The wording matters. The ISS does not simply switch off at midnight on January 1, 2030. Its end depends on partner commitments, station health, political decisions, the deorbit vehicle, and the availability of alternatives. There has already been discussion in Washington about extending operations if the transition requires more time.
Still, 2030 is the planning line. The station is ageing. Keeping it flying indefinitely would require money, risk acceptance and continued partner alignment.
The commercial bridge is not built yet
NASA’s intended answer is not another government-owned ISS. It is a market in which NASA buys services from privately owned stations. On its commercial space station page, NASA says it is supporting the development of commercially owned and operated space stations, using a phased approach through design, development, demonstration, certification and service procurement.
That approach may work. Axiom Space, Starlab, Orbital Reef and Vast have all put forward station concepts or development paths, with different levels of NASA support and private backing.
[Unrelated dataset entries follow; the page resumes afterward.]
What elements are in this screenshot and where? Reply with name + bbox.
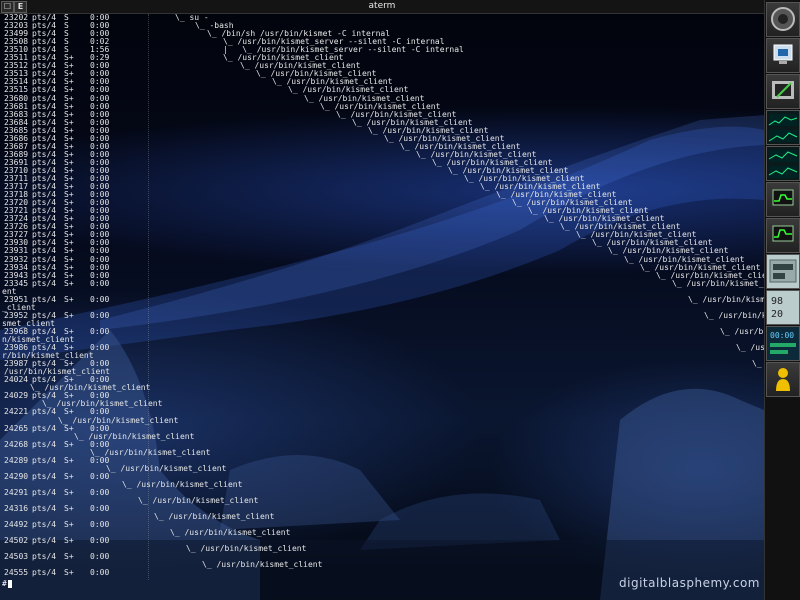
monitor-icon[interactable] <box>766 38 800 73</box>
process-command: \_ /usr/bin/ki <box>704 310 764 320</box>
process-tty: pts/4 <box>32 455 57 465</box>
process-time: 0:00 <box>90 536 110 546</box>
terminal-area[interactable]: 23202 pts/4 S 0:00 \_ su -23203 pts/4 S 0:00 \_ … <box>0 14 764 600</box>
user-icon[interactable] <box>766 362 800 397</box>
meter-value-2: 20 <box>771 309 784 320</box>
shell-prompt[interactable]: # <box>2 580 12 588</box>
wrapped-command-tail: \_ /usr/bin/kismet_client <box>154 512 275 522</box>
wrapped-command-tail: \_ /usr/bin/kismet_client <box>170 528 291 538</box>
process-tty: pts/4 <box>32 504 57 514</box>
process-pid: 24492 <box>4 520 29 530</box>
process-stat: S+ <box>64 520 74 530</box>
text-cursor <box>7 580 12 588</box>
wallpaper-credit: digitalblasphemy.com <box>619 576 760 590</box>
process-stat: S+ <box>64 310 74 320</box>
clock: 00:00 <box>766 326 800 361</box>
process-time: 0:00 <box>90 504 110 514</box>
process-time: 0:00 <box>90 326 110 336</box>
prompt-char: # <box>2 579 7 588</box>
process-pid: 24502 <box>4 536 29 546</box>
process-stat: S+ <box>64 568 74 578</box>
process-time: 0:00 <box>90 310 110 320</box>
process-tty: pts/4 <box>32 536 57 546</box>
process-tty: pts/4 <box>32 471 57 481</box>
process-tty: pts/4 <box>32 278 57 288</box>
process-tty: pts/4 <box>32 423 57 433</box>
process-pid: 24289 <box>4 455 29 465</box>
window-title: aterm <box>368 1 396 11</box>
process-pid: 24291 <box>4 487 29 497</box>
process-tty: pts/4 <box>32 520 57 530</box>
process-command: \_ /usr/bin/kismet_cli <box>672 278 764 288</box>
process-stat: S+ <box>64 552 74 562</box>
process-time: 0:00 <box>90 278 110 288</box>
process-pid: 24503 <box>4 552 29 562</box>
dock: 98 20 00:00 <box>764 0 800 600</box>
battery-meter: 98 20 <box>766 290 800 325</box>
process-stat: S+ <box>64 536 74 546</box>
cpu-graph[interactable] <box>766 182 800 217</box>
process-time: 0:00 <box>90 471 110 481</box>
process-command: \_ /usr/bi <box>720 326 764 336</box>
process-stat: S+ <box>64 423 74 433</box>
process-time: 0:00 <box>90 568 110 578</box>
process-pid: 24290 <box>4 471 29 481</box>
cpu-graph-2[interactable] <box>766 218 800 253</box>
lcd-meter <box>766 254 800 289</box>
process-pid: 24221 <box>4 407 29 417</box>
network-monitor <box>766 110 800 145</box>
process-pid: 24268 <box>4 439 29 449</box>
wrapped-command-tail: \_ /usr/bin/kismet_client <box>186 544 307 554</box>
process-pid: 24029 <box>4 391 29 401</box>
process-tty: pts/4 <box>32 407 57 417</box>
process-pid: 24265 <box>4 423 29 433</box>
app-menu-icon[interactable] <box>766 2 800 37</box>
process-tty: pts/4 <box>32 568 57 578</box>
network-monitor-2 <box>766 146 800 181</box>
terminal-icon[interactable] <box>766 74 800 109</box>
window-titlebar[interactable]: ☐ E aterm <box>0 0 764 14</box>
process-stat: S+ <box>64 487 74 497</box>
process-time: 0:00 <box>90 520 110 530</box>
process-tty: pts/4 <box>32 487 57 497</box>
process-stat: S+ <box>64 278 74 288</box>
wrapped-command-tail: \_ /usr/bin/kismet_client <box>122 479 243 489</box>
column-separator <box>148 14 150 580</box>
wrapped-command-tail: \_ /usr/bin/kismet_client <box>106 463 227 473</box>
process-pid: 24024 <box>4 375 29 385</box>
process-time: 0:00 <box>90 487 110 497</box>
process-time: 0:00 <box>90 294 110 304</box>
meter-value-1: 98 <box>771 296 784 307</box>
wrapped-command-tail: \_ /usr/bin/kismet_client <box>58 415 179 425</box>
process-stat: S+ <box>64 439 74 449</box>
process-tty: pts/4 <box>32 439 57 449</box>
wrapped-command-tail: \_ /usr/bin/kismet_client <box>202 560 323 570</box>
process-stat: S+ <box>64 471 74 481</box>
process-stat: S+ <box>64 504 74 514</box>
wrapped-command-tail: \_ /usr/bin/kismet_client <box>138 496 259 505</box>
process-time: 0:00 <box>90 552 110 562</box>
process-command: \_ /usr/bin/kismet_clie <box>688 294 764 304</box>
process-command: \_ <box>752 359 762 369</box>
process-pid: 24555 <box>4 568 29 578</box>
process-stat: S+ <box>64 455 74 465</box>
process-pid: 24316 <box>4 504 29 514</box>
process-command: \_ /us <box>736 343 764 353</box>
process-tty: pts/4 <box>32 552 57 562</box>
process-stat: S+ <box>64 294 74 304</box>
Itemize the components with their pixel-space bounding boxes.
But as of mid-2026, no commercial replacement is already operating as a crewed free-flying station. The distinction between a funded development programme and a certified orbital destination is the whole issue.
Commercial crew and cargo services show that NASA can shift major human spaceflight functions to private providers over time. They also show that certification, hardware development, launch cadence and safety culture take time. A station is not only a module. It is life support, power, docking, crew transport, cargo logistics, emergency return, ground operations, user demand and a business case that survives beyond NASA as anchor customer.
This is the gap in which Tiangong becomes strategically interesting. If one or more commercial stations are crew-ready before ISS retirement, the US-led low Earth orbit presence continues with a different ownership model. If they are late, Tiangong’s political weight rises even if its physical scale remains smaller.
What an orbital gap would mean
The most immediate consequence would be symbolic. Since November 2000, there has been an unbroken human presence on the ISS. If the post-ISS platform is Chinese rather than international or commercial, the centre of gravity in low Earth orbit would look different.
There would also be practical consequences. Access to a crewed orbital laboratory shapes research schedules, astronaut training, diplomatic partnerships, visiting-vehicle standards, and the commercial ecosystem around microgravity work. If Tiangong were the only permanently crewed station, countries and companies that wanted human-tended experiments in orbit would have fewer options.
That does not mean China would automatically inherit the role the ISS has played. Tiangong is smaller. Its governance is different. Its openness to foreign users is mediated through Chinese institutions and agreements, not through the ISS intergovernmental structure. The ISS was built as a shared programme among former rivals and close allies. Tiangong is a national platform with selective international openings.
But the possibility itself is a measure of how much the orbital map has changed. A policy meant to restrict cooperation helped preserve distance between the US and Chinese human spaceflight programmes. China then built the capability to operate without that cooperation. The question now is whether the United States and its partners can complete their own transition before the old station is gone.
The next few years will be less about slogans than schedules. Watch the ISS deorbit vehicle, any move to extend station operations, the first real commercial station hardware in orbit, and China’s next crew rotations. The outcome will not be decided by one law or one launch. It will be decided by which system is still inhabited when the ISS era finally ends.